What distinguished many of these racial incidents from pre-World War I conflicts was the willingness of Blacks, especially Black veterans, to fight back against hostile Whites. This had the effect of enraging Whites, some of whom traveled great distances to suppress what was often depicted as Black uprisings. What remained the same was the general whitewashing of this violence in the history books.
For the past one hundred years, some survivors have resisted these attempts to whitewash history, fighting for justice and recognition of the violence. Yet so far, efforts by the victims of the state-supported racial violence in Tulsa to secure reparations have been unsuccessful. Today, only three known survivors of the Tulsa Race Massacre are still with us; they are still fighting for reparations from the city of Tulsa and other entities for the theft of their property and for the physical and mental violence they endured.
In addition to compensation, monetary or otherwise, for direct harms, a key part of any reparations claim is a guarantee of non-recurrence – specific steps undertaken by authorities and others to ensure that the violation of human rights are not repeated. But like direct reparations, these guarantees of non-recurrence have not been forthcoming in Tulsa.
The resistance to a frank accounting of the Tulsa Race Massacre and similar incidents is a recognition of the unbearable power of truth. Only an honest record of events – including a school curriculum that reflects the true historical record – can lead to meaningful racial discourse and reconciliation. But such a dialogue would be anathema to maintaining a narrative of American exceptionalism. It would also expose the ignorance that has helped sustain racial inequities and justify the disenfranchisement of Black Americans.
Democracy and Memory
Thus, the privilege of rewriting history is more than a “culture war.” It is a reflection of the fragile nature of democracy. As much as racist thinking in the 19th century influenced the drafting of laws to subjugate and disenfranchise Black populations throughout the 20th century, current iterations of these racist ideas have shaped the drafting of voter suppression legislation in numerous states in the 21st century. Simultaneously, proponents of these new voting laws have supported efforts to limit the teaching of the history of both disenfranchisement and associated racist ideology.
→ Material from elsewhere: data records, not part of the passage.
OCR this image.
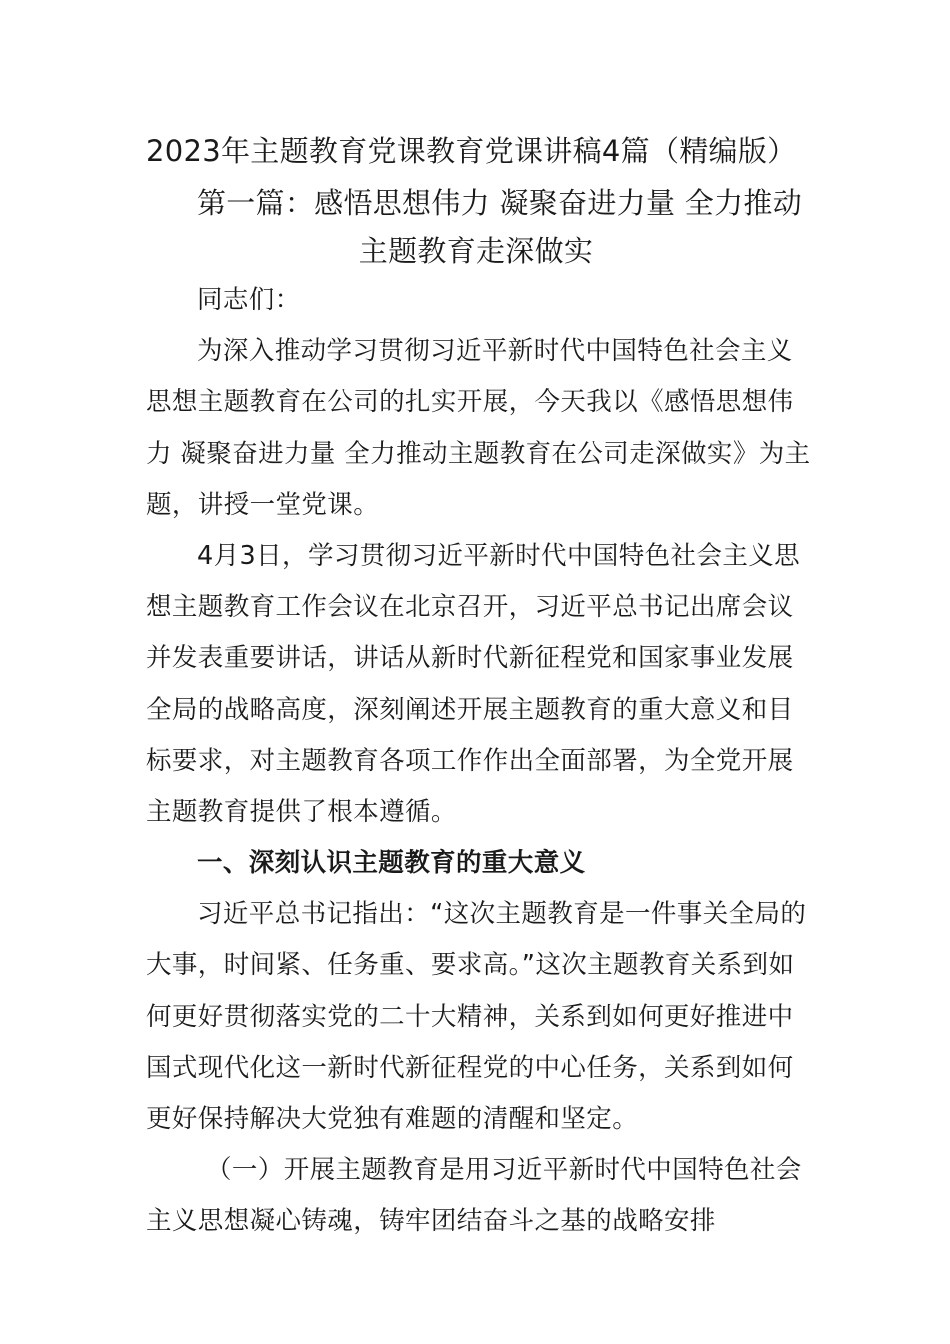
2023年主题教育党课教育党课讲稿4篇（精编版）
第一篇：感悟思想伟力 凝聚奋进力量 全力推动
主题教育走深做实
同志们：
为深入推动学习贯彻习近平新时代中国特色社会主义
思想主题教育在公司的扎实开展，今天我以《感悟思想伟
力 凝聚奋进力量 全力推动主题教育在公司走深做实》为主
题，讲授一堂党课。
4月3日，学习贯彻习近平新时代中国特色社会主义思
想主题教育工作会议在北京召开，习近平总书记出席会议
并发表重要讲话，讲话从新时代新征程党和国家事业发展
全局的战略高度，深刻阐述开展主题教育的重大意义和目
标要求，对主题教育各项工作作出全面部署，为全党开展
主题教育提供了根本遵循。
一、深刻认识主题教育的重大意义
习近平总书记指出：“这次主题教育是一件事关全局的
大事，时间紧、任务重、要求高。”这次主题教育关系到如
何更好贯彻落实党的二十大精神，关系到如何更好推进中
国式现代化这一新时代新征程党的中心任务，关系到如何
更好保持解决大党独有难题的清醒和坚定。
（一）开展主题教育是用习近平新时代中国特色社会
主义思想凝心铸魂，铸牢团结奋斗之基的战略安排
Meanwhile, at the national level, Senate Republicans have blocked an extensive democracy reform and voting rights bill by claiming ignorance of the long history of racially discriminatory voter suppression and the recent flood of restrictive voting laws introduced in numerous states.
The demand that these connections be forgotten – that the history of voter suppression must itself be suppressed – demonstrates that forgetting or re-writing history is a key aspect of the battle against democracy. As efforts to prohibit the teaching of accurate history have gained steam, so too has the modern wave of voter suppression tactics. Ensuring continued ignorance of history enables the continuation of the anti-democratic project of white supremacy.
These anti-democratic efforts impose costs even beyond the toll they take on democratic legitimacy. They raise the specter of conflict, violence, and the degradation of the liberal ideals to which the United States aspires. If citizens cannot trust their fellow citizens to honor the result of elections or punish those who seek to subvert democracy, then conflict is the inevitable outcome.